Sledgehammer (Hard to Love 2) - Page 40

It’s still dark out when I awaken to a foghorn in my ear. Cracking my eyes open, I turn in the direction of the offending noise and freeze. The owner of the foghorn is inches from my face, sleeping soundly.

The television is still on, the cable box reading 5:30. We must’ve fallen asleep watching it last night. He murmurs something before belting out another horrid sound. And I mean horrid, like braying mule, something’s dying horrid. If I wasn’t still half asleep, I’d be laughing my ass off right about now.

I give myself only a minute to admire him. I’m already on the verge of serious like and it would be downright stupid to encourage that feeling. We’re a million miles apart in every way that counts, not to mention neither of us is looking for anything that even remotely resembles a relationship.

Despite the strange sounds emanating from him, he’s the most handsome man I’ve ever seen. But what’s even better is that he’s generous and kind. A good egg, as Camilla would say. He sucks in a breath and cuts another one loose. I quietly crawl out of bed and into the shower. I shouldn’t be enjoying this. I really shouldn’t be. But I am.

Chapter Twelve

My relationship with my grandmother is complicated, our history not a pretty one. I was angry and upset when my mother moved out to marry Dan. I felt like a refugee, neither belonging with Dan and Eileen nor with my grandparents. So naturally I acted out a lot. Which exasperated my grandmother who was trying to run the funeral home by herself because of my grandfather’s failing health.

It was a recipe for an unhappy home.

Don’t run.

Don’t shout.

Stop screaming.

How in the world did you break that lamp?

How did you get so dirty?

Try to be quiet for ten minutes.

Don’t do that inside, go outside and do that.

Stop talking.

Stop talking!

Stop talking!!

You’re impossible, you know that.

and the worst by far…

I’m calling your mother to come get you.

It wasn’t until I met Camilla and started spending time at her house, with her parents, that I realized I wasn’t the worst kid on the planet.

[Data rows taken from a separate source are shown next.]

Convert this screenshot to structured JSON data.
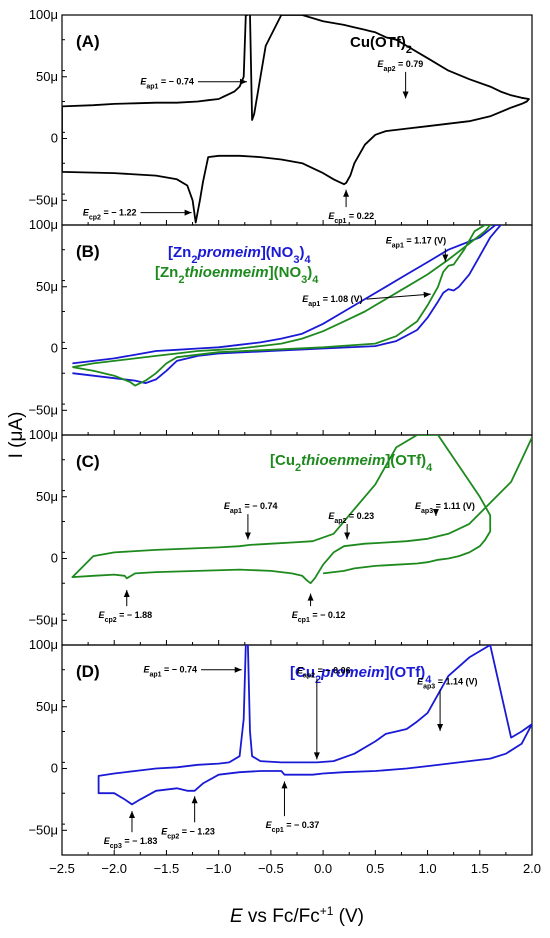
{
  "chart_data": {
    "type": "line",
    "xlabel": "E vs Fc/Fc+1 (V)",
    "ylabel": "I (μA)",
    "xlim": [
      -2.5,
      2.0
    ],
    "x_ticks": [
      -2.5,
      -2.0,
      -1.5,
      -1.0,
      -0.5,
      0.0,
      0.5,
      1.0,
      1.5,
      2.0
    ],
    "x_tick_labels": [
      "−2.5",
      "−2.0",
      "−1.5",
      "−1.0",
      "−0.5",
      "0.0",
      "0.5",
      "1.0",
      "1.5",
      "2.0"
    ],
    "panels": [
      {
        "letter": "(A)",
        "title": "Cu(OTf)2",
        "title_color": "#000000",
        "ylim": [
          -70,
          100
        ],
        "y_ticks": [
          -50,
          0,
          50,
          100
        ],
        "y_tick_labels": [
          "−50μ",
          "0",
          "50μ",
          "100μ"
        ],
        "series": [
          {
            "color": "#000000",
            "x": [
              -0.72,
              -0.74,
              -0.76,
              -0.8,
              -0.85,
              -0.9,
              -0.95,
              -1.0,
              -1.1,
              -1.2,
              -1.4,
              -1.6,
              -1.8,
              -2.0,
              -2.2,
              -2.5,
              -2.5,
              -2.0,
              -1.8,
              -1.6,
              -1.4,
              -1.3,
              -1.25,
              -1.22,
              -1.18,
              -1.15,
              -1.1,
              -1.0,
              -0.8,
              -0.6,
              -0.4,
              -0.2,
              -0.1,
              0.0,
              0.1,
              0.15,
              0.2,
              0.22,
              0.26,
              0.3,
              0.4,
              0.5,
              0.6,
              0.8,
              1.0,
              1.2,
              1.4,
              1.6,
              1.8,
              1.9,
              1.95,
              1.97,
              1.9,
              1.8,
              1.7,
              1.6,
              1.4,
              1.2,
              1.0,
              0.8,
              0.7,
              0.6,
              0.55,
              0.5,
              0.45,
              0.4,
              0.3,
              0.2,
              0.0,
              -0.2,
              -0.4,
              -0.55,
              -0.62,
              -0.66,
              -0.68,
              -0.7
            ],
            "y": [
              100,
              100,
              50,
              42,
              38,
              36,
              34,
              32,
              31,
              30,
              29,
              29,
              28.5,
              28,
              27,
              26,
              -27,
              -28,
              -29,
              -30,
              -33,
              -38,
              -50,
              -68,
              -50,
              -35,
              -15,
              -14,
              -14,
              -15,
              -17,
              -20,
              -24,
              -28,
              -33,
              -35,
              -37,
              -36,
              -30,
              -20,
              -5,
              3,
              6,
              8,
              10,
              12,
              14,
              18,
              25,
              28,
              30,
              32,
              33,
              35,
              38,
              42,
              48,
              55,
              65,
              75,
              80,
              82,
              84,
              86,
              87,
              88,
              90,
              92,
              95,
              100,
              100,
              75,
              40,
              20,
              15,
              100
            ]
          }
        ],
        "annotations": [
          {
            "sym": "E",
            "sub": "ap1",
            "value": " = − 0.74",
            "ax": -1.75,
            "ay": 46,
            "tx": -0.71,
            "ty": 46,
            "dir": "right"
          },
          {
            "sym": "E",
            "sub": "ap2",
            "value": " = 0.79",
            "ax": 0.52,
            "ay": 58,
            "tx": 0.79,
            "ty": 30,
            "dir": "down"
          },
          {
            "sym": "E",
            "sub": "cp2",
            "value": " = − 1.22",
            "ax": -2.3,
            "ay": -60,
            "tx": -1.24,
            "ty": -60,
            "dir": "right"
          },
          {
            "sym": "E",
            "sub": "cp1",
            "value": " = 0.22",
            "ax": 0.05,
            "ay": -62,
            "tx": 0.22,
            "ty": -39,
            "dir": "up"
          }
        ]
      },
      {
        "letter": "(B)",
        "title": "[Zn2promeim](NO3)4",
        "title_color": "#1a1ad6",
        "title2": "[Zn2thioenmeim](NO3)4",
        "title2_color": "#1e8a1e",
        "ylim": [
          -70,
          100
        ],
        "y_ticks": [
          -50,
          0,
          50,
          100
        ],
        "y_tick_labels": [
          "−50μ",
          "0",
          "50μ",
          "100μ"
        ],
        "series": [
          {
            "name": "[Zn2promeim](NO3)4",
            "color": "#1a1ad6",
            "x": [
              -2.4,
              -2.2,
              -2.0,
              -1.8,
              -1.7,
              -1.6,
              -1.5,
              -1.4,
              -1.2,
              -1.0,
              -0.5,
              0.0,
              0.5,
              0.7,
              0.9,
              1.0,
              1.1,
              1.15,
              1.2,
              1.25,
              1.3,
              1.4,
              1.5,
              1.6,
              1.7,
              1.65,
              1.5,
              1.2,
              1.0,
              0.8,
              0.6,
              0.4,
              0.2,
              0.0,
              -0.2,
              -0.4,
              -0.6,
              -0.8,
              -1.0,
              -1.2,
              -1.4,
              -1.6,
              -1.8,
              -2.0,
              -2.2,
              -2.4
            ],
            "y": [
              -20,
              -22,
              -24,
              -26,
              -28,
              -25,
              -18,
              -10,
              -6,
              -4,
              -2,
              0,
              2,
              6,
              15,
              25,
              38,
              45,
              48,
              47,
              50,
              60,
              75,
              90,
              100,
              100,
              90,
              80,
              70,
              60,
              50,
              40,
              30,
              20,
              12,
              8,
              5,
              3,
              1,
              0,
              -1,
              -2,
              -5,
              -8,
              -10,
              -12
            ]
          }
        ],
        "annotations": []
      },
      {
        "letter": "(C)",
        "title": "[Cu2thioenmeim](OTf)4",
        "title_color": "#1e8a1e",
        "ylim": [
          -70,
          100
        ],
        "y_ticks": [
          -50,
          0,
          50,
          100
        ],
        "y_tick_labels": [
          "−50μ",
          "0",
          "50μ",
          "100μ"
        ],
        "series": [
          {
            "color": "#1e8a1e",
            "x": [
              0.0,
              0.2,
              0.3,
              0.5,
              0.7,
              0.9,
              1.0,
              1.05,
              1.1,
              1.2,
              1.3,
              1.4,
              1.5,
              1.55,
              1.6,
              1.6,
              1.5,
              1.3,
              1.1,
              0.9,
              0.7,
              0.5,
              0.3,
              0.1,
              -0.1,
              -0.3,
              -0.5,
              -0.7,
              -0.8,
              -1.0,
              -1.3,
              -1.6,
              -1.8,
              -2.0,
              -2.2,
              -2.4,
              -2.4,
              -2.2,
              -2.0,
              -1.9,
              -1.88,
              -1.8,
              -1.6,
              -1.2,
              -0.8,
              -0.5,
              -0.3,
              -0.2,
              -0.15,
              -0.12,
              -0.08,
              0.0,
              0.1,
              0.2,
              0.4,
              0.6,
              0.8,
              1.0,
              1.2,
              1.4,
              1.6,
              1.8,
              1.9,
              2.0
            ],
            "y": [
              -12,
              -10,
              -8,
              -6,
              -5,
              -4,
              -3,
              -2,
              -1,
              0,
              2,
              5,
              10,
              15,
              22,
              35,
              50,
              75,
              100,
              100,
              90,
              60,
              40,
              20,
              14,
              13,
              12,
              11,
              10,
              9,
              8,
              7,
              6,
              5,
              2,
              -15,
              -15,
              -14,
              -13,
              -14,
              -16,
              -12,
              -11,
              -10,
              -9,
              -10,
              -12,
              -14,
              -18,
              -20,
              -16,
              -5,
              5,
              10,
              12,
              13,
              14,
              16,
              20,
              28,
              45,
              62,
              80,
              98
            ]
          }
        ],
        "annotations": [
          {
            "sym": "E",
            "sub": "ap1",
            "value": " = − 0.74",
            "ax": -0.95,
            "ay": 40,
            "tx": -0.72,
            "ty": 13,
            "dir": "down"
          },
          {
            "sym": "E",
            "sub": "ap2",
            "value": " = 0.23",
            "ax": 0.05,
            "ay": 32,
            "tx": 0.23,
            "ty": 13,
            "dir": "down"
          },
          {
            "sym": "E",
            "sub": "ap3",
            "value": " = 1.11 (V)",
            "ax": 0.88,
            "ay": 40,
            "tx": 1.08,
            "ty": 32,
            "dir": "down"
          },
          {
            "sym": "E",
            "sub": "cp2",
            "value": " = − 1.88",
            "ax": -2.15,
            "ay": -45,
            "tx": -1.88,
            "ty": -23,
            "dir": "up"
          },
          {
            "sym": "E",
            "sub": "cp1",
            "value": " = − 0.12",
            "ax": -0.3,
            "ay": -45,
            "tx": -0.12,
            "ty": -26,
            "dir": "up"
          }
        ]
      },
      {
        "letter": "(D)",
        "title": "[Cu2promeim](OTf)4",
        "title_color": "#1a1ad6",
        "ylim": [
          -70,
          100
        ],
        "y_ticks": [
          -50,
          0,
          50,
          100
        ],
        "y_tick_labels": [
          "−50μ",
          "0",
          "50μ",
          "100μ"
        ],
        "series": [
          {
            "color": "#1a1ad6",
            "x": [
              0.0,
              0.2,
              0.5,
              0.8,
              1.0,
              1.2,
              1.4,
              1.6,
              1.75,
              1.9,
              2.0,
              1.9,
              1.8,
              1.6,
              1.4,
              1.2,
              1.1,
              1.0,
              0.9,
              0.8,
              0.7,
              0.6,
              0.5,
              0.3,
              0.1,
              -0.06,
              -0.2,
              -0.4,
              -0.6,
              -0.68,
              -0.7,
              -0.72,
              -0.74,
              -0.76,
              -0.8,
              -0.9,
              -1.0,
              -1.2,
              -1.4,
              -1.6,
              -1.8,
              -2.0,
              -2.15,
              -2.15,
              -2.0,
              -1.9,
              -1.83,
              -1.75,
              -1.6,
              -1.4,
              -1.3,
              -1.23,
              -1.15,
              -1.0,
              -0.8,
              -0.6,
              -0.4,
              -0.37,
              -0.3,
              -0.1,
              0.0
            ],
            "y": [
              -4,
              -3,
              -2,
              0,
              2,
              4,
              6,
              8,
              12,
              20,
              36,
              30,
              25,
              100,
              90,
              75,
              60,
              45,
              38,
              32,
              30,
              28,
              22,
              12,
              6,
              5,
              5,
              5,
              6,
              10,
              30,
              100,
              100,
              40,
              10,
              5,
              4,
              3,
              1,
              0,
              -2,
              -4,
              -6,
              -20,
              -20,
              -25,
              -29,
              -25,
              -18,
              -16,
              -18,
              -18,
              -12,
              -5,
              -3,
              -2,
              -2,
              -5,
              -5,
              -5,
              -4
            ]
          }
        ],
        "annotations": [
          {
            "sym": "E",
            "sub": "ap1",
            "value": " = − 0.74",
            "ax": -1.72,
            "ay": 80,
            "tx": -0.76,
            "ty": 80,
            "dir": "right"
          },
          {
            "sym": "E",
            "sub": "ap2",
            "value": " = − 0.06",
            "ax": -0.25,
            "ay": 77,
            "tx": -0.06,
            "ty": 5,
            "dir": "down"
          },
          {
            "sym": "E",
            "sub": "ap3",
            "value": " = 1.14 (V)",
            "ax": 0.9,
            "ay": 68,
            "tx": 1.12,
            "ty": 28,
            "dir": "down"
          },
          {
            "sym": "E",
            "sub": "cp3",
            "value": " = − 1.83",
            "ax": -2.1,
            "ay": -58,
            "tx": -1.83,
            "ty": -32,
            "dir": "up"
          },
          {
            "sym": "E",
            "sub": "cp2",
            "value": " = − 1.23",
            "ax": -1.55,
            "ay": -50,
            "tx": -1.23,
            "ty": -20,
            "dir": "up"
          },
          {
            "sym": "E",
            "sub": "cp1",
            "value": " = − 0.37",
            "ax": -0.55,
            "ay": -45,
            "tx": -0.37,
            "ty": -8,
            "dir": "up"
          }
        ]
      }
    ]
  },
  "extra_annotations": [
    {
      "panel": 1,
      "sym": "E",
      "sub": "ap1",
      "value": " = 1.17 (V)",
      "ax": 0.6,
      "ay": 85,
      "tx": 1.17,
      "ty": 68,
      "dir": "down",
      "color": "#000000"
    },
    {
      "panel": 1,
      "sym": "E",
      "sub": "ap1",
      "value": " = 1.08 (V)",
      "ax": -0.2,
      "ay": 40,
      "tx": 1.05,
      "ty": 44,
      "dir": "right",
      "color": "#000000"
    }
  ],
  "panel_B_series_2": {
    "name": "[Zn2thioenmeim](NO3)4",
    "color": "#1e8a1e",
    "x": [
      -2.4,
      -2.2,
      -2.0,
      -1.85,
      -1.8,
      -1.7,
      -1.6,
      -1.5,
      -1.4,
      -1.2,
      -1.0,
      -0.5,
      0.0,
      0.5,
      0.7,
      0.9,
      1.0,
      1.1,
      1.15,
      1.2,
      1.25,
      1.35,
      1.45,
      1.55,
      1.6,
      1.55,
      1.4,
      1.2,
      1.0,
      0.8,
      0.6,
      0.4,
      0.2,
      0.0,
      -0.2,
      -0.4,
      -0.6,
      -0.8,
      -1.0,
      -1.2,
      -1.4,
      -1.6,
      -1.8,
      -2.0,
      -2.2,
      -2.4
    ],
    "y": [
      -15,
      -18,
      -22,
      -27,
      -30,
      -26,
      -20,
      -12,
      -7,
      -5,
      -3,
      -1,
      1,
      4,
      10,
      22,
      35,
      50,
      62,
      67,
      68,
      80,
      95,
      100,
      100,
      95,
      85,
      72,
      60,
      50,
      40,
      30,
      22,
      14,
      8,
      4,
      2,
      0,
      -1,
      -2,
      -4,
      -6,
      -8,
      -10,
      -12,
      -15
    ]
  }
}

It took a long time for us to find common ground and it pretty much started after my grandfather died. I spoke less. I played less. I laughed less. Essentially, I became less. I was terrified my grandmother was going to send me away to God knows what unknown relative––in my mind there was always one out there––that I would’ve done anything to please her.

Regardless, once we started to get along, we got along. I helped her with the business, and in returned she never discouraged me from my interest in acting. Also, my grandmother was wise to my mother’s bullshit. We had that in common. Our mutual disapproval of Eileen went a long way to bridging the gap between us. The problem was that my grandmother seemed to try to right all the wrongs she felt she committed with my mother through me. Ergo, she was unbearably strict.

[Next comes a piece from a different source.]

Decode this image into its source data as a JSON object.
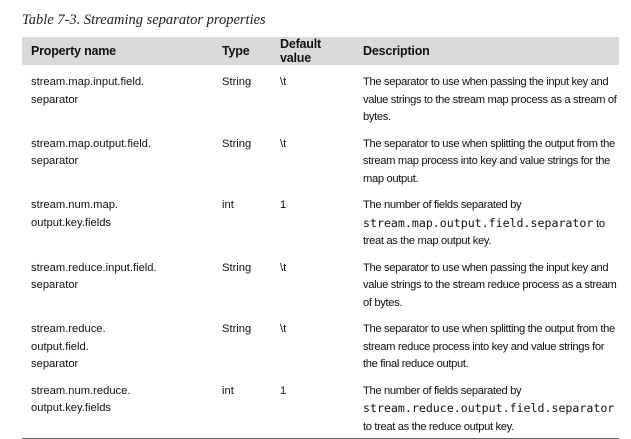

“Margaret?” I say as I walk up to her in the activities room of the assisted living facility. She looks up from her needlepoint with a soft smile.

“Yes,” she says, her eyes lighting up at the sight of me. For a minute the happy look on her face almost brings tears to my eyes. I miss her looking at me like she knows who I am. I never thought that losing the person you love most a little at a time would be worse than all at once but I was wrong. So wrong.

Because who are we without our memories? Without our history. An empty vessel moving through life? Where did your memories go, Grandma. I imagine them floating over her head, in the ether, always out of reach.

Her eyes cloud when she realizes she can’t place me, like a vacancy sign went up––nobody’s home. A look I’ve come to know well. I take a seat next to her and for the next twenty minutes we make small talk. She answers with one word answers mostly, treating me like the stranger I am to her.

“Okay. I’m headed home, but I’ll be back in a few days to see you.” She gives me another polite smile that says she doesn’t give a shit either way. “Margaret?”

“Yes?”

“What would you say to a friend that wanted to move to a different city to pursue her career?”

Her eyes move away, out the window overlooking the bare maple trees. “Is it something that makes her happy?”

I can’t speak, biting the inside of my cheek to stop my bottom lip from trembling. Instead, I nod.

“Then she should go.”

“But…what if it means she has to leave something important behind?” I manage to get out even though my voice cracks.

Looking me squarely in the eyes, gaze steadfast, she says, “She should go after whatever makes her happy.”